“Tim Kejagung Panggil Pejabat Aceh Tengah Terkait Kasus Kajari Andi Hendrajaya, Aktivis Minta Transparansi”

Detikgayonews.com | Banda Aceh – Tim Kejaksaan Agung (Kejagung) Republik Indonesia memanggil sejumlah pejabat teras Aceh Tengah sebagai saksi dalam kasus yang melibatkan Kajari Aceh Tengah, Andi Hendrajaya SH MH. Kajari tersebut diduga meminta sejumlah uang dan paket pekerjaan dari Kepala Satuan Kerja Perangkat Kabupaten (SKPK) Aceh Tengah. Selain itu, Andi Hendrajaya juga diduga terlibat dalam kegiatan pelatihan life skill yang digelar di Parkside Gayo Petro Hotel, Takengon.

Kasus ini menarik perhatian publik, termasuk aktivis Aliansi Parlemen Jalanan (Aspal), Satria Darmawan S.Kep. Ia mengapresiasi langkah Kejagung yang telah memulai penyelidikan terhadap kasus tersebut. Namun, Satria menegaskan bahwa proses penyidikan harus dilakukan secara transparan agar masyarakat dapat mengetahui perkembangan kasus ini.

“Masyarakat ingin melihat bagaimana kasus ini diungkap.
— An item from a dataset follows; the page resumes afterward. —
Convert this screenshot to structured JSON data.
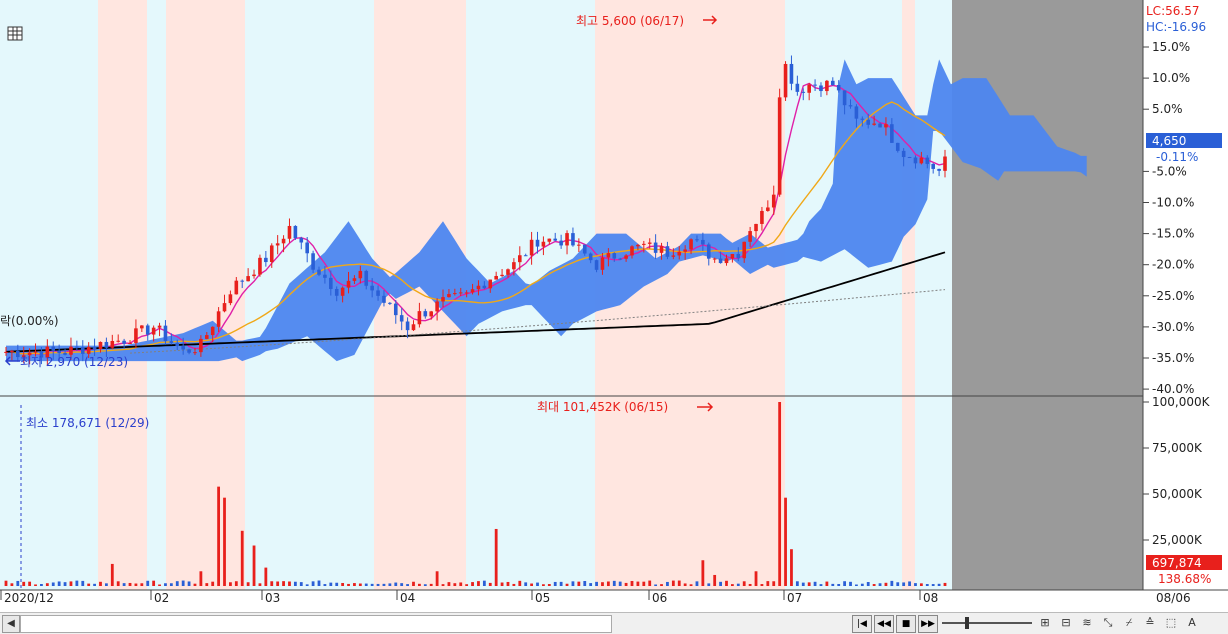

Kami berharap Tim Kejagung dapat memaparkan seluruh fakta dan perkembangan kasus secara terbuka,” ujar Satria, Rabu (5/3/2025).

Satria juga menambahkan bahwa masyarakat berhak mengetahui gelar perkara dan konstruksi perbuatan yang melibatkan Kajari Aceh Tengah dalam kasus ini. Menurutnya, transparansi dalam proses hukum sangat penting untuk memastikan keadilan dan menghindari praktik korupsi yang merugikan masyarakat.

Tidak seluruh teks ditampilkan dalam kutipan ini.